Учитель терпеливо ждал.
– Вы великий и мудрый муж, – поклонился ученик учителю, – вас будут почитать во всём ми…
– Вряд ли, – с усмешкой перебил молодого пожилой, – в памяти останутся не самые мудрые и справедливые, а те, кто заставил больше и дольше о себе говорить, чьё имя нацарапали на телячьей лопатке, бронзовом кувшине или запечатлели в легенде. Но ответ проще.
Мудрец дал шанс ученику высказаться, пристально глядя на него.
Ученику казалось, что собеседник знает всё наперёд: что предстоит увидеть и как поступить в любое из следующих мгновений. Собственное мнение показалось ему бессмысленным.
– Потому, что у тебя твердая рука, и ты отлично владеешь кистью и понимаешь меня; а у меня рука может дрогнуть… И видишь ты лучше, – как с подростком заговорил мудрец.
Ученик приподнял и вернул на место брови, но тишины не нарушил.
– Есть и более важные причины. Ты слышишь меня, отлично понимаешь смыслы имён, о которых я говорю, не упускаешь нить моих рассуждений. А иногда неожиданными вопросами побуждаешь к важным ответам и новым догадкам – опытный собеседник кивнул в подтверждение своих слов, – ты тоже будешь рассуждать… в своё время.
– А как скоро настанет моё время? – ученик улыбнулся с шутливой надеждой.
Мудрец тоже улыбнулся; на этот раз открыто.
– Трудно сказать определённо. Но жизнь человеческая коротка, а ты уже живёшь. Значит – скоро. Но нужно научиться отдавать всё, что можешь, а брать лишь то, без чего не можешь обойтись… И ещё нужно учиться видеть и понимать. Молодость, возможно, ещё не позволяет тебе стать искусным наблюдателем? Не умеющий наблюдать проживает жизнь мгновенно. Если же вовремя начнёшь рассуждать – может, дольше жить, и не будешь, но каждый день будет долгим, как месяц, и плодотворным…
– А почему мы сегодня остались наедине? – поинтересовался ученик смелее.
Учитель, вместо ответа спросил:
– Что тебе пришло в голову, когда ты записывал услышанное сегодня?
– Вопросы, догадки…
– Какие?
– Вот, Дао… Путь. Значит, можно идти по этому пути в любом направлении?
Учитель молчит
– Можно идти от начала вперёд, как все, – крепла мысль ученика, – а можно направиться к истоку.

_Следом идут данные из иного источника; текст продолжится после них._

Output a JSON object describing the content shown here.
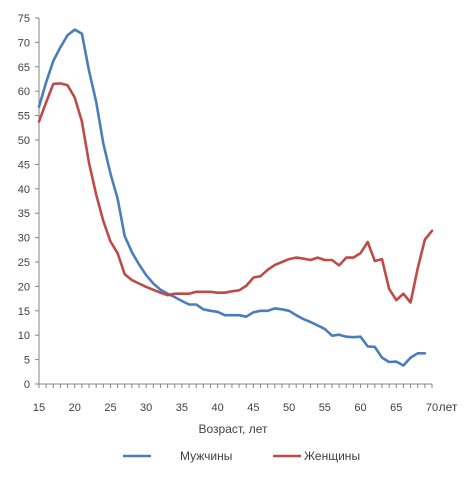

– Ты умеешь, вероятно, рассуждать и видеть, – вместо ответа заключил учитель, – и сегодня я отправил других учеников умышленно с незначительными поручениями. Потому, что они не готовы задавать мне такие вопросы.
– Но они остались без знания… это несправедливо.
– Ничуть… Никто не останется без знания, но возьмёт из него столько, сколько сможет. А получат это знание они от тебя.
– А не лучше ли будет, если Вы сами, а не я пер…
– Не лучше, – прервал, не дослушав собеседник. – меня они слушали бы покорно, и многое проглотили бы даже не пытаясь разжевать и распробовать услышанное… А переварили бы? Одни, кто не запомнит, останутся тёмными; кто запомнит – станут догматиками, а сути, может, не поймёт ни один. Тебе же они будут задавать вопросы, считая тебя всего лишь одним из них. И тебе придётся отвечать, находить объяснения и обосновывать уже СВОЮ позицию…
– Разве я не один из них?
– Правильнее было бы спросить: один из нас… Никогда не предавай человеческое окружение, не чурайся его даже тогда, когда оно тебя отринет… по ошибке ли, по невнимательности …. Или в наказание…
Молодой не проронил ни слова, хотя пауза длилась долго.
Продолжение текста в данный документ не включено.